JazzProfiles: Django – The Modern Jazz Quartet



These extracts are from an article which appeared in the February 2, 1957 edition of Downbeat.

Entitled John Lewis and written by Nat Hentoff, it carried the following subtitle – The Modern Jazz Quartet’s Music Director Answers Complaints About the Group, And Also Delivers His Musical Philosophy.

With regard to the subtitle, John, like Dave Brubeck, could have called it – “The Story of My Life in Jazz.”

“Criticisms of the Quartet: Do I feel Milt Jackson is being held down as a member of the quartet? You’ll have to ask Milt about that. I don’t think he is any more restricted—or that I am—any more than if he or I were working for anyone else. Milt also has the opportunity to play for other people and to make records for himself. He’s a big soloist in his own right, and he can do whatever he likes outside the quartet if it doesn’t interfere with his major work— the quartet —which has helped, I think, to make him more widely known. 

“We have a very unique and wonderful situation. We get to do mostly what we want to do. I say ‘mostly’ because each of us can’t do everything he wants to do. We all have to consider each other. None of us even plays the same when we don’t play together. 

“Our music, the quartet’s, is made to listen to. And it was not made for musicians only. When somebody comes to listen to our music, we try to give as much as we’re capable of.
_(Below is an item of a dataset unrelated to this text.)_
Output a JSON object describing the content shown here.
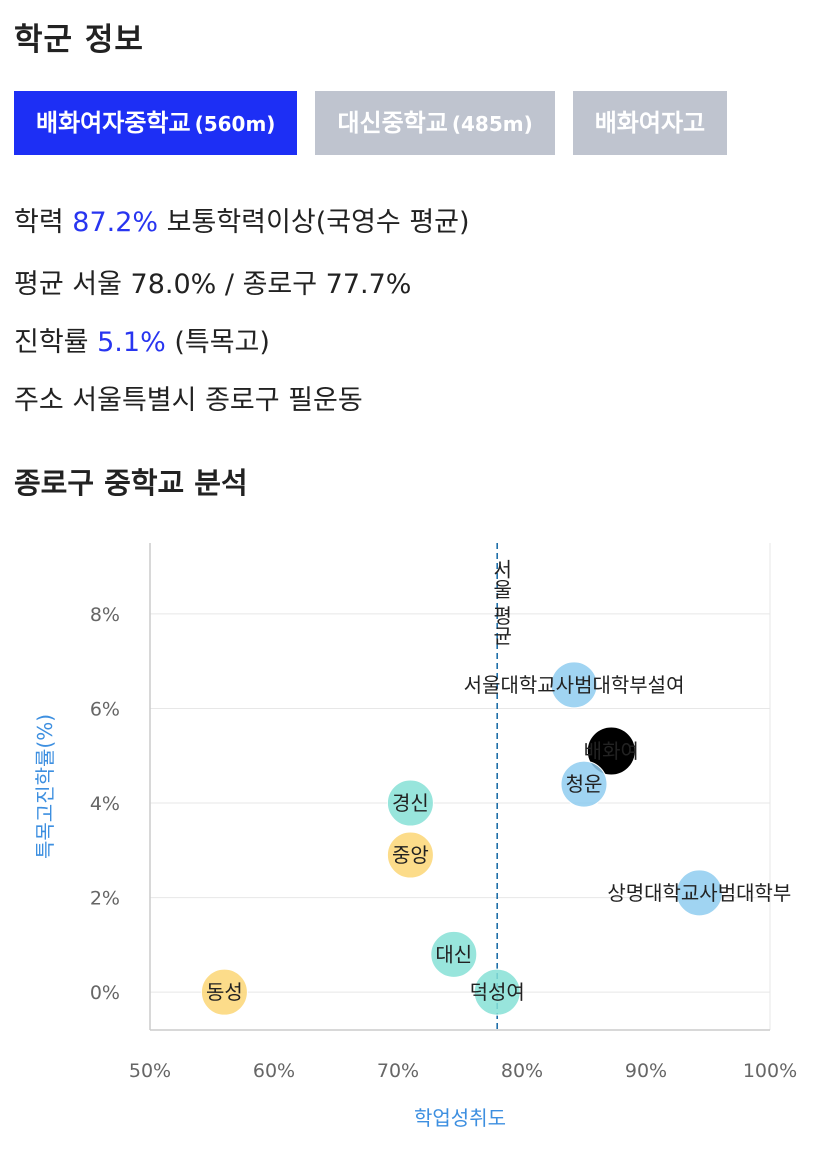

The listeners don’t have to guess what’s going on. There’s no mystery on the stand. I mean we try to have our ideas as well made as we can. There’s another kind of mystery that music keeps, that all art has, because you can’t figure it out.” 

John was given a list of criticisms made of the MJQ by some musicians and by some laymen—that, aside from Milt, the MJQ isn’t ‘funky’ enough, has too limited a range of expression and particularly of tempo, that it relies too much on fugal structures, etc. 

“FIRST OF ALL,” said Lewis in reaction to the “funky” question, “I don’t want to be in a position of defending us in terms of any words. All I care about is how well we’re communicating with the means we have. We must first obviously communicate to ourselves. Then the test is to communicate to somebody else. I don’t care about the terms, words, or anything else like that. 

“I listen to what we’re doing; I enjoy it; and listen as much as I can. If what I hear isn’t pleasant to me; if all the numbers were in the same tempo and in the same key, let’s say, that would be dull to me, and I’d know something was wrong. Now, I would agree that sometimes the tempos in the course of a set are quite the same, but there are other considerations. We sometimes sacrifice tempo changes for character. Between the Devil and the Deep Blue Sea and D & E, for example, are similar in tempo, but different in key and in character, so we can play them in sequence. And sometimes we achieve the character we want by playing ballads faster as the Basie band used to which made them sound wonderful and which gave them a more live quality. 

“Have we played out our use of fugal structures? We only play three — Concorde, Versailles, and Vendome. We don’t use Fugue for Music Inn in the book. Not yet, anyway. So that’s only three things. How can it be said that that aspect of what we do has been played out? 

“My writing is going to change, in any case. There are other things we want to do, and have wanted to do from the beginning. By now we know how to do some things fairly well. The counterpoint thing between the three pitch instruments, and even Connie, nas been developed to a fair degree. But I don’t want to set it so that it gets so perfect that we can’t use it for something else in another direction. 

“And we have to keep going back into the gold mine. I mean the folk music. The blues, and things that are related to it. Even things that may not have been folk to start with but have become kind of folk-like material that somebody writes but that has been worked on until it doesn’t belong to the composer any more. Like some of Gershwin’s music and James P. Johnson’s. Music that serves as a point of departure for us and for me.” 

When it’s not moving every day, the MJQ rehearses two or three times a week, sometimes more. During its August stay at the Music Inn [Stockbridge, MA] last summer the quartet rehearsed everyday. At rehearsal, Lewis makes the final decisions.

There has to be some kind of leader,” he emphasized. “It just can’t work without somebody setting the tempo, etc. Milt often makes suggestions, however.” 

As for record sessions, rehearsals alone usually aren’t enough from Lewis’ viewpoint. Whenever possible, the MJQ will play a piece in clubs and at concerts for several months before recording it. “That’s why,” Lewis explains, “we couldn’t possibly make more than the two LPs a year we do. Those two eat up everything. Two a year are enough!”